Grundlage Anfang 2012 trat ein neues Bundes-Kinderschutz-Gesetz in Kraft. Darin wurde unter anderem für alle Mitarbeiter in der Jugendarbeit die Vorlage eines erweiterten Führungszeugnisses vorgeschrieben: Für Hauptamtliche sofort, die Einführung für Ehreanamtliche wurde damals noch offen gelassen.
Landkreis 20 von 26 Kommunen haben sich an der Umfrage der Saale-Zeitung zum Thema Führungszeugnisse beteiligt. Ein Ergebnis ist, dass bisher alle beantragten Bescheinigungen auch ausgestellt wurden. Es gab also keine bekannte Eintragung in Führungszeugnissen, die einer weiteren Mitarbeit in der Jugendarbeit entgegen gestanden hätte.

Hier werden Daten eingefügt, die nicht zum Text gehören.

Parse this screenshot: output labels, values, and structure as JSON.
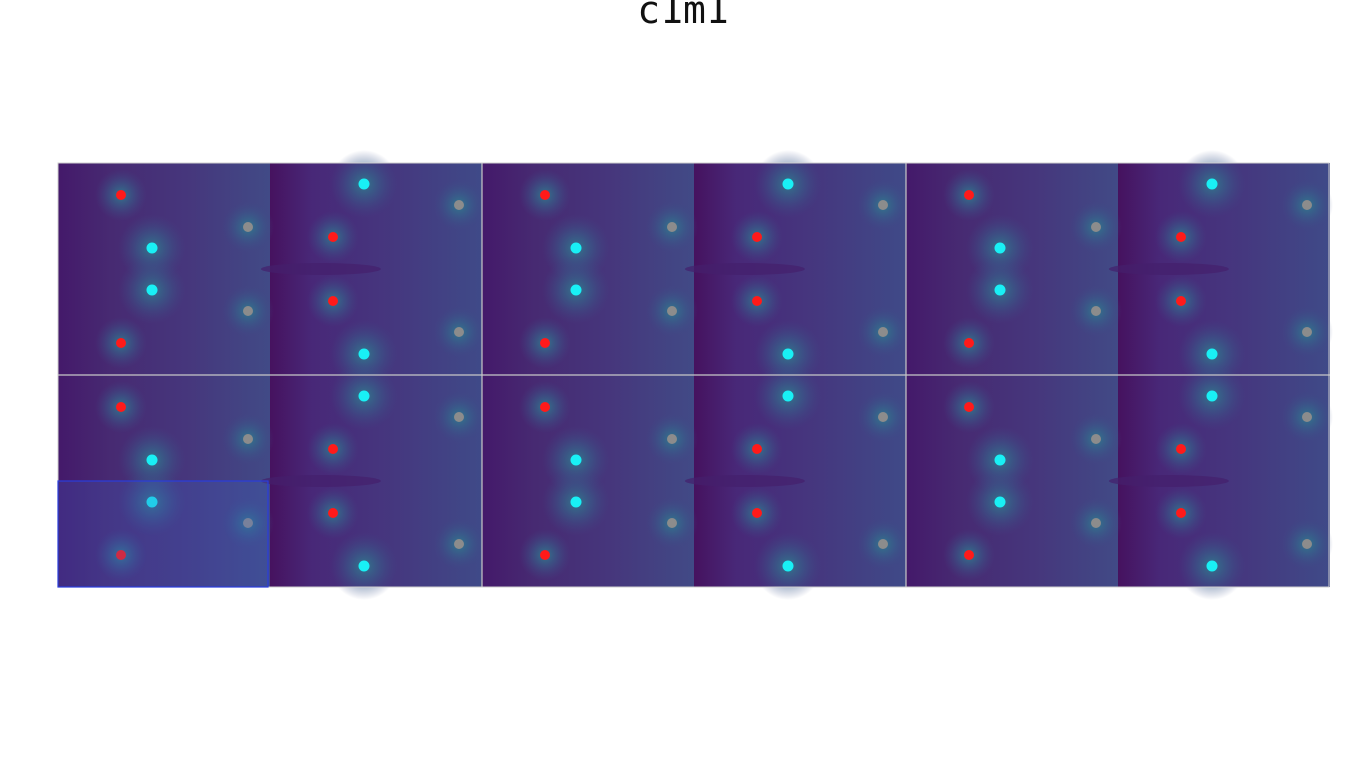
{
  "title": "c1m1"
}
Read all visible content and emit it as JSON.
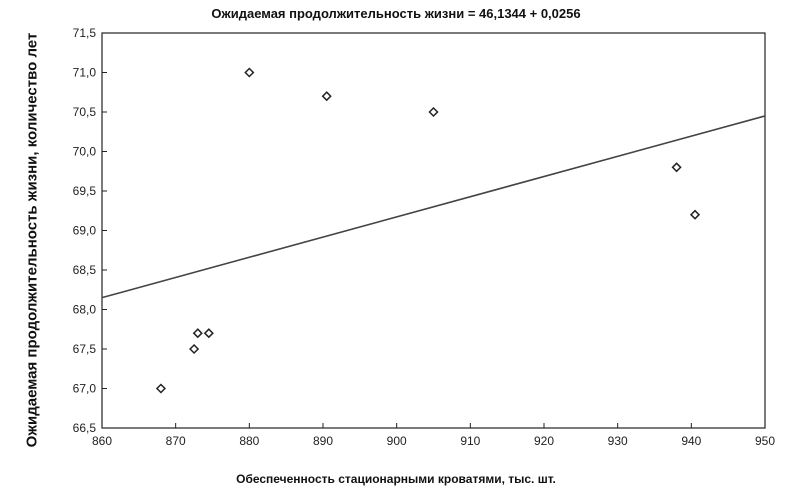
{
  "chart_data": {
    "type": "scatter",
    "title": "Ожидаемая продолжительность жизни = 46,1344 + 0,0256",
    "xlabel": "Обеспеченность стационарными кроватями, тыс. шт.",
    "ylabel": "Ожидаемая продолжительность жизни, количество лет",
    "xlim": [
      860,
      950
    ],
    "ylim": [
      66.5,
      71.5
    ],
    "x_ticks": [
      "860",
      "870",
      "880",
      "890",
      "900",
      "910",
      "920",
      "930",
      "940",
      "950"
    ],
    "y_ticks": [
      "66,5",
      "67,0",
      "67,5",
      "68,0",
      "68,5",
      "69,0",
      "69,5",
      "70,0",
      "70,5",
      "71,0",
      "71,5"
    ],
    "grid": false,
    "series": [
      {
        "marker": "diamond",
        "points": [
          {
            "x": 868,
            "y": 67.0
          },
          {
            "x": 872.5,
            "y": 67.5
          },
          {
            "x": 873,
            "y": 67.7
          },
          {
            "x": 874.5,
            "y": 67.7
          },
          {
            "x": 880,
            "y": 71.0
          },
          {
            "x": 890.5,
            "y": 70.7
          },
          {
            "x": 905,
            "y": 70.5
          },
          {
            "x": 938,
            "y": 69.8
          },
          {
            "x": 940.5,
            "y": 69.2
          }
        ]
      }
    ],
    "fit_line": {
      "x": [
        860,
        950
      ],
      "y": [
        68.15,
        70.45
      ]
    },
    "colors": {
      "line": "#444444",
      "marker": "#222222",
      "axis": "#222222"
    }
  }
}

Zahlen Bislang keine Führungszeugnisse haben Ehrenamtliche nur in Bad Brückenau, Motten und Zeitlofs beantragt. In Wildflecken wurden 47 Führungszeugnisse beantragt, 33 Ehrenamtliche holten sich auch die Bescheinigung, ähnlich hoch war die Quote in Münnerstadt mit 33 Zeugnissen und 23 Bescheinigungen. Am striktesten arbeiten wohl die Nüdlinger Vereine mit dem Kissinger Modell: Dort stellte die Gemeinde bereits 45 Bescheinigungen aus. In Oberthulba waren es 62 Führungszeugnisse und zehn Bescheinigungen, in Bad Kissingen 90 und zehn, in Hammelburg rund 45 und zwölf, in Bad Bocklet 41 und acht sowie in der VG Euerdorf insgesamt 27 Zeugnisse und elf Bescheinigungen. Wartmannsroth meldete nur die Zahl der Führungszeugnisse (22), Oerlenbach nur die der Bescheinigungen (25). Die VG Bad Brückenau führt keine Statistik, dort gab es eine "zweistellige Zahl" von Zeugnissen und nur einzelne Bescheinigungen für die vier Mitgliedsgemeinden.